Projections are estimates for educational purposes and are not a guarantee of future results. Investment returns vary and are not guaranteed. This is not investment or financial advice.
How we calculate this
For the lump-sum portion, the calculator applies A = P(1 + r/n)^(nt), where r is the annual rate, n is compounding periods per year, and t is years. For monthly contributions, each contribution is treated as a future value of an annuity and compounded for its remaining time horizon. The two results are summed to produce the projected total balance. Results are estimates and assume a constant rate with no withdrawals.
Sources
Frequently asked questions
What is compound interest?
Compound interest is interest calculated on both the original principal and the interest already accumulated. Each period, interest is added to the balance, so the next period earns interest on a larger base. This 'interest on interest' effect causes balances to grow exponentially over time rather than linearly the way simple interest does.
What is the compound interest formula?
For a lump sum without contributions: A = P(1 + r/n)^(nt), where P is the starting principal, r is the annual interest rate (as a decimal), n is the number of compounding periods per year, and t is the number of years. When regular contributions are added each period, the future value of those contributions is calculated separately and added to the lump-sum result.
How does compounding frequency affect growth?
More frequent compounding means interest is added to the balance sooner, so it starts earning returns earlier. Daily compounding earns slightly more than monthly, which earns slightly more than annual. The difference is modest at low rates but becomes meaningful over long periods or at high rates. For most savings accounts and investments, monthly or daily compounding is standard.
Why do regular monthly contributions matter so much?
Each contribution you make has its own time horizon to compound. A $200 monthly contribution made in year 1 has decades to grow, while contributions made later have less time — but together they can dwarf the starting principal over long periods. Consistent contributions combined with compounding are the core mechanism behind most long-term wealth building.
What is the Rule of 72?
The Rule of 72 is a quick mental math shortcut: divide 72 by the annual interest rate to estimate how many years it takes to double your money at compound interest. At 6%, 72 ÷ 6 = 12 years to double. At 8%, it's about 9 years. It's an approximation, but a useful one for quick comparisons.
What is the difference between APY and APR?
APR (Annual Percentage Rate) is the stated interest rate before the effect of compounding. APY (Annual Percentage Yield) reflects the actual return after compounding within the year. A 6% APR compounded monthly produces an APY of about 6.17%. When comparing savings accounts, use APY for an apples-to-apples comparison.

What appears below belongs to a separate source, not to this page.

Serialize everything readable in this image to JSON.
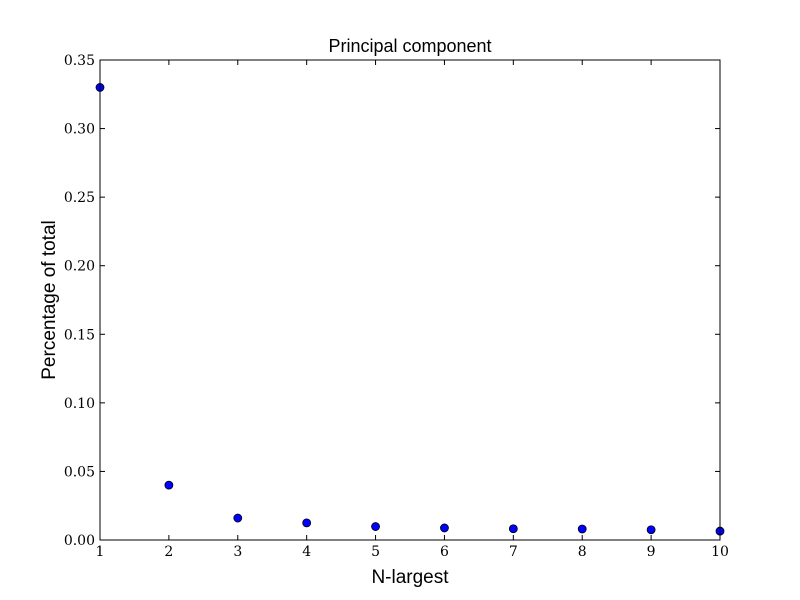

Does this calculator account for inflation?
No. The results show nominal future value — the raw dollar amount — without adjusting for inflation. To estimate real (inflation-adjusted) purchasing power, you can subtract an assumed inflation rate from your expected return rate and use that lower figure as the input rate. For example, if you expect 7% returns and 3% inflation, use 4% as your real rate.
Why does starting early matter so much more than the rate?
Time is the most powerful variable in the compound interest formula because it appears as an exponent. Adding even a few extra years to the compounding horizon has a larger impact on the final balance than improving the rate by several percentage points. A 25-year-old who starts saving has decades more compounding time than someone who starts at 40, which can translate to a dramatically larger final balance even with identical contribution amounts.